Under traditional public company corporate law, a board of directors that has decided to sell a corporation has a duty to maximize shareholder value and sell to the highest bidder, even in transactions governed by the business judgment rule. Directors cannot consider other interests, such as creating sustainable long-term value for shareholders or the domino effect on a small town when it loses its primary employer.

According to B Lab, a nonprofit organization (, 31 states including the District of Columbia have passed B corp legislation, and legislation is currently proposed in an additional five states. Delaware's recently amended public benefit corporation law is being promoted by Delaware Chief Justice Leo Strine, among others, as the leading vehicle for directors and officers who wish to do the right thing overall, for stockholders, customers, employees, society and the environment.

Delaware originally passed its benefit corporation legislation in July 2013, and effective August 1, 2015, amended the law to make it easier for public companies to become benefit companies by (1) reducing the shareholder vote needed to convert an existing corporation from 90 percent of each class of shares to 66 2/3 percent of all shares voting as a single class and (2) eliminating dissenters' rights in public companies wishing to convert to benefit corporations.

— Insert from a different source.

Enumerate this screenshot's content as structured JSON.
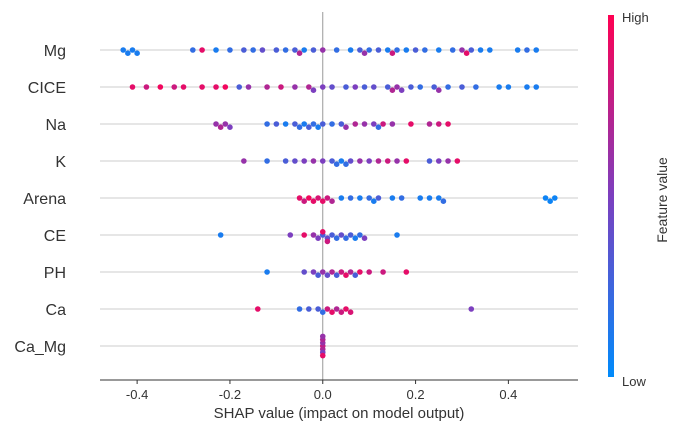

A Delaware B corp is the same as a traditional corporation, except:

  • Corporate purpose is expanded to require that it operate in a responsible and sustainable manner and identify one or more public benefit purposes, such as promoting positive effects (or reducing negative effects) on the B corp's workers, its community or its customers, among other possible public benefit purposes;
  • Corporate accountability is expanded to require directors to "balance financial interests of shareholders with . . . the best interests of those materially affected by the corporation's conduct" (and the identified specific benefit purpose), and shareholders have a private right of action to enforce the new purposes; and
  • Transparency is expanded to require a report at least every two years to shareholders about the corporation's overall impact on its objectives to promote its public benefit purpose, as measured by objective factual information.

Other potential benefits of B corps may include enhanced public relations, stemming from the report to shareholders outlining the corporation's overall impact on its objectives to promote its public benefit purpose, which could lead to stronger employee satisfaction, customer loyalty, longer-term financial performance and sustainability.

Last year, online consumer marketplace Etsy, Inc. became the largest certified B corp to go public. Etsy, a Delaware corporation listed on Nasdaq, must convert to a public benefit corporation by 2017 to maintain its B corp status under the current B corp certification requirements. Etsy's values, listed in its Annual Report on Form 10 K for the year ended December 31, 2015, filed with the SEC on March 1, 2016, include:

We plan and build for the long term. We want to build a company that lasts, and we plan to measure our success in years and decades. Etsy sellers in particular depend on us and on our platform to grow their businesses, so we will strive to make decisions that are best for the long-term health of our ecosystem. Our ecosystem consists of Etsy and the people and communities around the world who benefit from our platform.

It's too early to tell whether the B corp trend will catch fire, but for now it gives a ray of hope to private and public hometown companies.